When we first covered TrackingPoint’s computer-assisted weapons at CES, it was the rifles’ object-tagging that got everyone’s attention. Its Precision-Guided Firearm system allows a shooter to tag the target prior to pulling the trigger. Once tagged, the shooter can squeeze the trigger, but the rifle will not fire until the target is correctly sighted. The gun’s ballistic computer takes into account the target distance, ammunition, barrel condition, and the shooter manually inputs wind conditions. In a new development, TrackingPoint has pushed its Xact System technology even further, allowing the shooter to look at a video screen not connected to the rifle while aiming — thus making possible that spy movie dream of shooting around corners.
Making un-sighted shooting work for hitting stationary targets is actually easier than it sounds for TrackingPoint, because what looks like an optical scope on the rifle actually isn’t a scope. It is a video camera and small display, with a lot of electronics in between. Think of it like the Electronic Viewfinder on a mirrorless camera, except the rifle shoots bullets instead of pictures. Having an EVF meant it was a small step for TrackingPoint to stream the same video to another device over WiFi – where it can be seen in the company’s Shotview mobile app. Initially, this capability was marketed for recording shooting sessions, but it didn’t take long for TrackingPoint to realize the same technique could actually be used while shooting. Shooting around corners makes for a great demo, but the company hasn’t explained whether the link is secure enough to keep it from getting hacked, or fast enough to allow shooting at a moving target.

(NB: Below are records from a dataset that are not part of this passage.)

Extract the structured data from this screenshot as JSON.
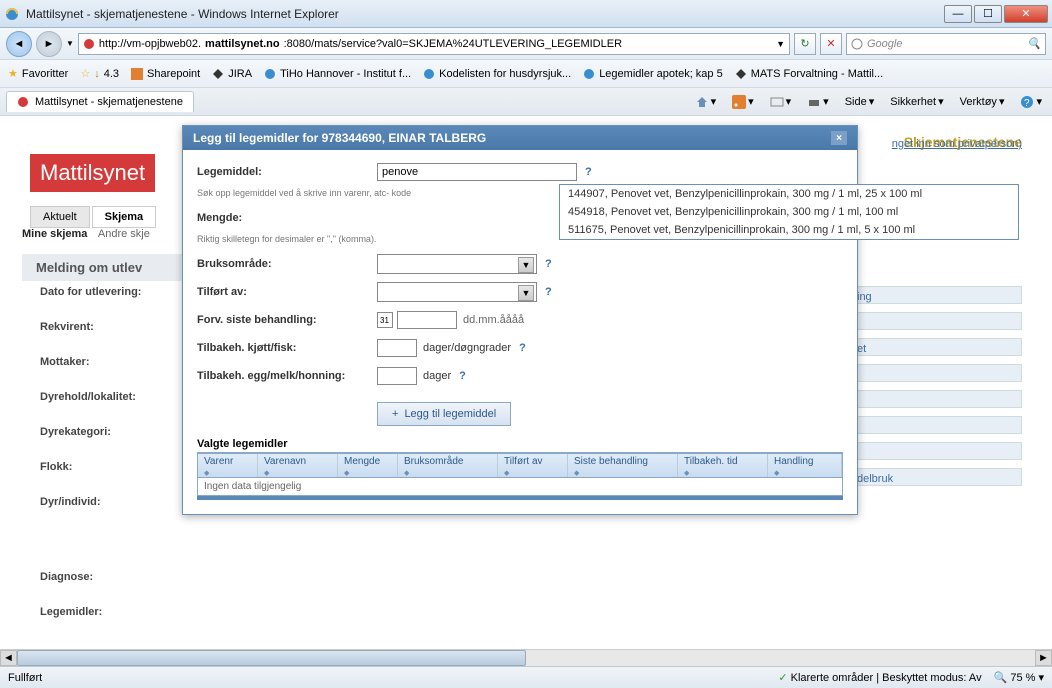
{
  "window": {
    "title": "Mattilsynet - skjematjenestene - Windows Internet Explorer"
  },
  "nav": {
    "url_pre": "http://vm-opjbweb02.",
    "url_host": "mattilsynet.no",
    "url_post": ":8080/mats/service?val0=SKJEMA%24UTLEVERING_LEGEMIDLER",
    "search_placeholder": "Google"
  },
  "favorites": {
    "label": "Favoritter",
    "items": [
      "4.3",
      "Sharepoint",
      "JIRA",
      "TiHo Hannover - Institut f...",
      "Kodelisten for husdyrsjuk...",
      "Legemidler apotek; kap 5",
      "MATS Forvaltning - Mattil..."
    ]
  },
  "tab": {
    "label": "Mattilsynet - skjematjenestene"
  },
  "cmdbar": {
    "side": "Side",
    "sikkerhet": "Sikkerhet",
    "verktoy": "Verktøy"
  },
  "page": {
    "brand": "Mattilsynet",
    "toplinks": "Skjematjenestene",
    "privat": "nget inn som privatperson)",
    "tabs": [
      "Aktuelt",
      "Skjema"
    ],
    "subtabs": {
      "mine": "Mine skjema",
      "andre": "Andre skje"
    },
    "section": "Melding om utlev",
    "labels": [
      "Dato for utlevering:",
      "Rekvirent:",
      "Mottaker:",
      "Dyrehold/lokalitet:",
      "Dyrekategori:",
      "Flokk:",
      "Dyr/individ:",
      "Diagnose:",
      "Legemidler:"
    ],
    "right_partial": [
      "ing",
      "",
      "et",
      "",
      "",
      "",
      "",
      "delbruk"
    ]
  },
  "modal": {
    "title": "Legg til legemidler for 978344690, EINAR TALBERG",
    "fields": {
      "legemiddel": "Legemiddel:",
      "legemiddel_value": "penove",
      "legemiddel_hint": "Søk opp legemiddel ved å skrive inn varenr, atc- kode",
      "mengde": "Mengde:",
      "mengde_hint": "Riktig skilletegn for desimaler er \",\" (komma).",
      "bruksomrade": "Bruksområde:",
      "tilfort": "Tilført av:",
      "forv": "Forv. siste behandling:",
      "forv_hint": "dd.mm.åååå",
      "tilbakeh_kjott": "Tilbakeh. kjøtt/fisk:",
      "tilbakeh_kjott_unit": "dager/døgngrader",
      "tilbakeh_egg": "Tilbakeh. egg/melk/honning:",
      "tilbakeh_egg_unit": "dager"
    },
    "dropdown": [
      "144907, Penovet vet, Benzylpenicillinprokain, 300 mg / 1 ml, 25 x 100 ml",
      "454918, Penovet vet, Benzylpenicillinprokain, 300 mg / 1 ml, 100 ml",
      "511675, Penovet vet, Benzylpenicillinprokain, 300 mg / 1 ml, 5 x 100 ml"
    ],
    "add_button": "Legg til legemiddel",
    "grid_title": "Valgte legemidler",
    "grid_cols": [
      "Varenr",
      "Varenavn",
      "Mengde",
      "Bruksområde",
      "Tilført av",
      "Siste behandling",
      "Tilbakeh. tid",
      "Handling"
    ],
    "grid_empty": "Ingen data tilgjengelig"
  },
  "status": {
    "left": "Fullført",
    "protected": "Klarerte områder | Beskyttet modus: Av",
    "zoom": "75 %"
  }
}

TrackingPoint has said that the US Army has purchased six of its rifles, possibly for integration into its M2010 Enhanced Sniper Rifle, so someone is paying attention. Outside of military and SWAT team use, though, it is a little hard to see the value of turning a $10,000 to $20,000 rifle into more than a party trick.
The largest use of TrackingPoint rifles is for hunting. Whatever you think about hunting, ethical hunters believe that the best kill is a quick, clean one. If the tagging feature of a TrackingPoint is used to help with that, great. Unfortunately, it is also being marketed and used with more of a “cowboy” mentality to set distance hunting records, so it isn’t hard to imagine the weirdness that will happen now that hunters don’t even need to be looking at what they kill.